Undeniably, it was a crime that outraged the nation. The barbaric gangrape and murder of Nirbhaya not only shook the collective consciousness of the country, but also ushered in sweeping reforms in the law. As the horrific incident of 2012 and its aftermath were retold by Indo-Canadian director Richie Mehta last year with his debut web series Delhi Crime, the net result was both unsettling and compelling. The drama, more of a police procedural, which impressed critics and audiences alike, has now brought home India’s first International Emmy, picking up the Best Drama series honour. It is indeed a moment of glory and something to be proud of.
Decoding why a creative work has won a particular laurel is not easy or simple. But a couple of things could have swung things in Delhi Crime’s favour. The series stood out for nuanced performances, realistic treatment and sensible and sensitive handling of a rather difficult subject. Though it brought forth a discomfiting truth and was criticised by a few for being too partial to Delhi Police, the dramatisation can’t be accused of pandering to a western eye or any other gaze. Mehta describes it best, ‘It was born out of sadness, anger, frustration, and ultimately, compassion.’

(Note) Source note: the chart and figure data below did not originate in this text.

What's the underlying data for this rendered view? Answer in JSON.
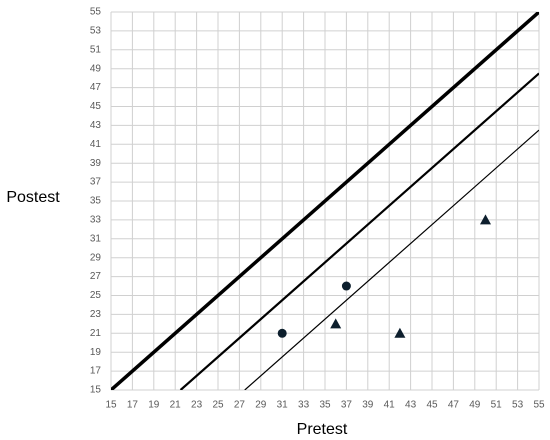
{
  "chart_data": {
    "type": "scatter",
    "x_label": "Pretest",
    "y_label": "Postest",
    "xlim": [
      15,
      55
    ],
    "ylim": [
      15,
      55
    ],
    "xticks": [
      15,
      17,
      19,
      21,
      23,
      25,
      27,
      29,
      31,
      33,
      35,
      37,
      39,
      41,
      43,
      45,
      47,
      49,
      51,
      53,
      55
    ],
    "yticks": [
      15,
      17,
      19,
      21,
      23,
      25,
      27,
      29,
      31,
      33,
      35,
      37,
      39,
      41,
      43,
      45,
      47,
      49,
      51,
      53,
      55
    ],
    "grid": true,
    "series": [
      {
        "mode": "line",
        "color": "#000000",
        "line_width": 3.5,
        "x": [
          15,
          55
        ],
        "y": [
          15,
          55
        ]
      },
      {
        "mode": "line",
        "color": "#000000",
        "line_width": 2.2,
        "x": [
          21.5,
          55
        ],
        "y": [
          15,
          48.5
        ]
      },
      {
        "mode": "line",
        "color": "#000000",
        "line_width": 1.2,
        "x": [
          27.5,
          55
        ],
        "y": [
          15,
          42.5
        ]
      },
      {
        "mode": "markers",
        "marker": "circle",
        "color": "#0d1f2d",
        "x": [
          31,
          37
        ],
        "y": [
          21,
          26
        ]
      },
      {
        "mode": "markers",
        "marker": "triangle",
        "color": "#0d1f2d",
        "x": [
          36,
          42,
          50
        ],
        "y": [
          22,
          21,
          33
        ]
      }
    ]
  }
}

The rise of OTT platforms and arrival of big players like Netflix and Amazon have consistently raised the bar and redefined entertainment, which in Bollywood parlance has been essentially star-driven. If Sacred Games and Lust Stories won Emmy nominations last year, this year too more than one Indian web series were in contention in different categories. Indian web series are fast acquiring a cutting edge, rivalling the best in the field. As the government decides to play moral nanny and brings OTT platforms under the ambit of the Information and Broadcasting Ministry, it must bear in mind while framing rules that the makers are allowed to breathe free and creative liberty is not forsaken for grandstanding.